On the other hand, she said that their study findings imply that private universities in Uganda only have capacity for doctoral education and training in the relatively low-cost arts, humanities and social sciences.
“Private universities need capacity-building support if they are to successfully undertake doctoral education and training in both STEM and arts, humanities and social sciences. Research in both STEM and arts, humanities and social sciences is essential for the development of the much-needed locally relevant knowledge and, therefore, fundamental to the attainment of all the national development goals,” said Etomaru.
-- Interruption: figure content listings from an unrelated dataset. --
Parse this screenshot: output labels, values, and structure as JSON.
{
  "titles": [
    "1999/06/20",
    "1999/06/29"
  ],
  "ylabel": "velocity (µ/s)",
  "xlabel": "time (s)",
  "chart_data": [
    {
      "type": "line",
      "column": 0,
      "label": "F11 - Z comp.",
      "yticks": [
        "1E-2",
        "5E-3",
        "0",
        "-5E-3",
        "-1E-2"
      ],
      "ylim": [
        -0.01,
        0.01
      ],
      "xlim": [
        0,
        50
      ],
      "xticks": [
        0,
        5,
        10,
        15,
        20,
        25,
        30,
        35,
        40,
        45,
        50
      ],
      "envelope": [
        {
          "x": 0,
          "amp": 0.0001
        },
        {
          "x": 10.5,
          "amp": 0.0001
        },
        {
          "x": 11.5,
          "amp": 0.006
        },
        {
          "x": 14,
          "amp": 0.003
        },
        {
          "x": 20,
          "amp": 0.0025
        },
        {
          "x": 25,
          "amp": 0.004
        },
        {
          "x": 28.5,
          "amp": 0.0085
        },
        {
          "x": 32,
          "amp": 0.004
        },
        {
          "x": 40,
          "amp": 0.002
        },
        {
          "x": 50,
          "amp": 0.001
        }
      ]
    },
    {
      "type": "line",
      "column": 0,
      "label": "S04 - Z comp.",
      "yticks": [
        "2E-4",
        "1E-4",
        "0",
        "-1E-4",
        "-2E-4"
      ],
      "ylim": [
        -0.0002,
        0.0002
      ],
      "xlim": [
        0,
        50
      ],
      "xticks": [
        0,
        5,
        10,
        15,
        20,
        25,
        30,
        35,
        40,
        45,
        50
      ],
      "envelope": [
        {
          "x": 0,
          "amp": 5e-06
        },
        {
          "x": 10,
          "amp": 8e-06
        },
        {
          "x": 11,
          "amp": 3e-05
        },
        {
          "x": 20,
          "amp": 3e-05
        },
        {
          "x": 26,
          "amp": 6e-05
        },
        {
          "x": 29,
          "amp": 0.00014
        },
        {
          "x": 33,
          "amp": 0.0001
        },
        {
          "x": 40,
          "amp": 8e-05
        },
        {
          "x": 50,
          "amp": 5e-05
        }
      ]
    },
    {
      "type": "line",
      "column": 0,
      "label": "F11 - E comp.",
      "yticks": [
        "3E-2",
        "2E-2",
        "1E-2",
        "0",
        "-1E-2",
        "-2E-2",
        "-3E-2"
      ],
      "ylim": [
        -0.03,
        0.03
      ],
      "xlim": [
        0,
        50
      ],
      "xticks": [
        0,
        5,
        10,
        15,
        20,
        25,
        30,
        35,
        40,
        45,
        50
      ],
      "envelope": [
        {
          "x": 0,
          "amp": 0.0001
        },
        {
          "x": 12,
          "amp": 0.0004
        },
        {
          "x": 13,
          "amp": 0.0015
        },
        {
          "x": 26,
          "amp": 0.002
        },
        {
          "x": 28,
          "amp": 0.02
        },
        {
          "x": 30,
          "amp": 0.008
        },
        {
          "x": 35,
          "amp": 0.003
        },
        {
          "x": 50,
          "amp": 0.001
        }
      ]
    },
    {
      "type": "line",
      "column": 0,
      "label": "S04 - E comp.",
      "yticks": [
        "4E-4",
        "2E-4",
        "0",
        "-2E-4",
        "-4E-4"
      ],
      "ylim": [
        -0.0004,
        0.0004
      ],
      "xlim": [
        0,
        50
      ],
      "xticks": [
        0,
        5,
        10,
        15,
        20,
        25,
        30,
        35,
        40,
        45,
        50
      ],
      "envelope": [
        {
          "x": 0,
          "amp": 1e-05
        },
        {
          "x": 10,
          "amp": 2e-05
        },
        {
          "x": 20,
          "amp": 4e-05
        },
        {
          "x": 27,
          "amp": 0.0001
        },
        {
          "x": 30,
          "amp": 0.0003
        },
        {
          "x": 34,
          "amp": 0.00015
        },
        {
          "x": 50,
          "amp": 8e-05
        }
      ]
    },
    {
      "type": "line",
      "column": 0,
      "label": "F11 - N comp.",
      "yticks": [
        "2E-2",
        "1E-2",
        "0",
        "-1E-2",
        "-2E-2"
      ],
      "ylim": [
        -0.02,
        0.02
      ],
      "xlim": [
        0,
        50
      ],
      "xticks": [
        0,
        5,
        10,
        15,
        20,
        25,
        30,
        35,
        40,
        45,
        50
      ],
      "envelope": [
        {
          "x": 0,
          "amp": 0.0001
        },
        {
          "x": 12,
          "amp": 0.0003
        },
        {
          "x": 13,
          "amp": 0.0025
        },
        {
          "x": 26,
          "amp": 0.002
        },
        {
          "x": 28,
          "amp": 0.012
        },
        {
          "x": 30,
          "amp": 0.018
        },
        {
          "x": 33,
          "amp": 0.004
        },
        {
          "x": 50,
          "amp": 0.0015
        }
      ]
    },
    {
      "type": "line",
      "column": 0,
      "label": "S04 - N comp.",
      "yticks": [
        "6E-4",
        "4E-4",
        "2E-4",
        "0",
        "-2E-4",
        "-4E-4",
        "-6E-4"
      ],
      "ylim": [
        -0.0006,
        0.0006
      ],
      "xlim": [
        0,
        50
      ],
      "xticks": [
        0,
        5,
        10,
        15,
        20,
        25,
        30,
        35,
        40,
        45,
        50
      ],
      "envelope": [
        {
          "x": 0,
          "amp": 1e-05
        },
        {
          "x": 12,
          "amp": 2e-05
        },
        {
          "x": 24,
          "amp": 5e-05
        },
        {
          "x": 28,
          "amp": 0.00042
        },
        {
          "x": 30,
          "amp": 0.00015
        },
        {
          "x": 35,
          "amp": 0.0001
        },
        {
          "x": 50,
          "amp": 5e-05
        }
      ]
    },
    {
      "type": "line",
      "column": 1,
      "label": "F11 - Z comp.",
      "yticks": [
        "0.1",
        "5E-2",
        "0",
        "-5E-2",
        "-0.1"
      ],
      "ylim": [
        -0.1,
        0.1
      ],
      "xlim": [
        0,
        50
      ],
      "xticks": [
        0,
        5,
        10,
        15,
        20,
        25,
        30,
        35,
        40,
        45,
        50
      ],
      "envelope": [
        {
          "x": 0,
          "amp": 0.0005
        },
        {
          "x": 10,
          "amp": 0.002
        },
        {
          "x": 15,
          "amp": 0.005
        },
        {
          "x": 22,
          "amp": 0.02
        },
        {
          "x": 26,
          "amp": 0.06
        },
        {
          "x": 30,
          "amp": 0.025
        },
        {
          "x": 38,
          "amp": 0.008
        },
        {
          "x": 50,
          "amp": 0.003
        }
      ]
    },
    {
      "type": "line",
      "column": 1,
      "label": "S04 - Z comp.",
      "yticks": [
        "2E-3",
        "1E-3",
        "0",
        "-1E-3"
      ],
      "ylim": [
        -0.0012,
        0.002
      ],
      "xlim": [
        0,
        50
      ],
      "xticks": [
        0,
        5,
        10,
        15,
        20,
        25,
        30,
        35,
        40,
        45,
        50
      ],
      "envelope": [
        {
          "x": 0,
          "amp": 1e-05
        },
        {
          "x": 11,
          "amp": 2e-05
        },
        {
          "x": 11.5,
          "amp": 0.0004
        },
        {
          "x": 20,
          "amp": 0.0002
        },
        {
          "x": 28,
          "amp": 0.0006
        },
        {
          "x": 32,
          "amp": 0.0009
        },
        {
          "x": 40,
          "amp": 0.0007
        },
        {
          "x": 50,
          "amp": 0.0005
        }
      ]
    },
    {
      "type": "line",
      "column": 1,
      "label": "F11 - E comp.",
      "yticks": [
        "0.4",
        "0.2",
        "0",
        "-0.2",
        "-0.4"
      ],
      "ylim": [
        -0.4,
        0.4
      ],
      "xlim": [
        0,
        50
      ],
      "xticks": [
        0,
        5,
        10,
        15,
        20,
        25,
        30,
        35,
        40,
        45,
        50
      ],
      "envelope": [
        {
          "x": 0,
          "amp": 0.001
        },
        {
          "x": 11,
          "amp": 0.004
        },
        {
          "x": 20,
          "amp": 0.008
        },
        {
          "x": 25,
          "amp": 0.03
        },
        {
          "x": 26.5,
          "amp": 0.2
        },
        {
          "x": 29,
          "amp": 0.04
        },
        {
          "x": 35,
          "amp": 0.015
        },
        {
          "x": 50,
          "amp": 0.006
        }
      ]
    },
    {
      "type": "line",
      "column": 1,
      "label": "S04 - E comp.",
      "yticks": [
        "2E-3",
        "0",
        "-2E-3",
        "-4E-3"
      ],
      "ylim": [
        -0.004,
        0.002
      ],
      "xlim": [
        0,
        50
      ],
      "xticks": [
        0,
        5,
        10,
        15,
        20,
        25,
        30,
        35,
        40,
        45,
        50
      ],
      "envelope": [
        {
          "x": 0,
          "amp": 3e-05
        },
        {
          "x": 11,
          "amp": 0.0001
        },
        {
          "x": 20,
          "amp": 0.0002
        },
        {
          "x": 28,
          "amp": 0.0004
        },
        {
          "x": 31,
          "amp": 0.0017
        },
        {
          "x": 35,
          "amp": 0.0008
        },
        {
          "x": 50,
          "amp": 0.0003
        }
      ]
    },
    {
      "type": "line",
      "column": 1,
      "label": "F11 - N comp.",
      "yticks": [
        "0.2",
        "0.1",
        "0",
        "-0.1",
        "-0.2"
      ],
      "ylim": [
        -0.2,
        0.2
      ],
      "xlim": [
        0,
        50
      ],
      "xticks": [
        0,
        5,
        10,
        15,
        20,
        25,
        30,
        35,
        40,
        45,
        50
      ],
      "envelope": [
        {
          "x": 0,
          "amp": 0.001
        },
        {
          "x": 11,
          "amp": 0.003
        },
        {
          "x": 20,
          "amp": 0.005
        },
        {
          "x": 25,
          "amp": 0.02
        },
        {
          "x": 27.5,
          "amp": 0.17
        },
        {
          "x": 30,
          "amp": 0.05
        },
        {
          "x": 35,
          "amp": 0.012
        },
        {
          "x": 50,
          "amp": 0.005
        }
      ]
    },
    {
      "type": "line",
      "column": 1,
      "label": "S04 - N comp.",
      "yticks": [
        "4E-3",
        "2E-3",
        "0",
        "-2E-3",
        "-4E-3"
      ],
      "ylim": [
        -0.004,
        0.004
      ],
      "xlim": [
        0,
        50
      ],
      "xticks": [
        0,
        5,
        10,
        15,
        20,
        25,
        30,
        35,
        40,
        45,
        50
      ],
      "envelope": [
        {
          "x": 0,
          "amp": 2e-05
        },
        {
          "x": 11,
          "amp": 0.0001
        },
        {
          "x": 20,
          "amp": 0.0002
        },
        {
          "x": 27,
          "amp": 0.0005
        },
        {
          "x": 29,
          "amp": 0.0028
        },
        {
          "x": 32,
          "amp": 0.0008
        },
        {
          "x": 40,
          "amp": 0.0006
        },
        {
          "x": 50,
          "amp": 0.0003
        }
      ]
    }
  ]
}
It is against this backdrop that Etomaru has called for an urgent comprehensive national strategy to develop doctoral education and training in Uganda – and Africa, as the findings of the study may also be relevant to other countries.
Are challenges curtailing development?
According to Dr Florah Karimi, the programme manager for the Consortium for Advanced Research Training in Africa (CARTA) of the Nairobi-headquartered African Population and Health Research Centre, the study confirms low levels of doctoral training across Africa.
This, she expounded, can be largely attributed to individuals and institutions lacking funds to support doctoral training.
“While basic education (early childhood education, primary education, secondary education) has been prioritised as free education in many countries in Africa, in line with the Sustainable Development Goals, this is not so for university education, where investments decrease as one moves from one level to the next,” said Karimi.
Additionally, she told University World News that lack of concerted national efforts towards adequate investment in doctoral training in Africa further widens the gap between the rich and the poor, as only those who have personal funds can access doctoral education, with the poor relying on limited external fellowships and grants.
Karimi asserted that the drive to pursue doctoral training at the expense of job and business opportunities could also be a factor curtailing the growth of doctoral training in Africa.
“The balance between family, work and doctoral studies in most cases is skewed towards family and work, at the expense of doctoral training, unless grants are availed to cushion the individuals from adverse effects as they pursue the balance,” she said.
She called for an appreciation of research and its impact on the development agenda, as lack of this could also contribute to the low capacity in doctoral training, whose greater part constitutes research work.
“One of the factors that led to the formation of CARTA was the recognition that there was a scarcity of a robust research and training infrastructure capable of attracting, training and retaining the continent’s brightest minds.
“The significance of sufficient doctoral training in the research-innovative ecosystem in Africa is [about] having an increased pool of high-quality academics to influence academia and research emanating from African universities, and developing high-quality human resources to support the research and development agenda in Africa,” she said.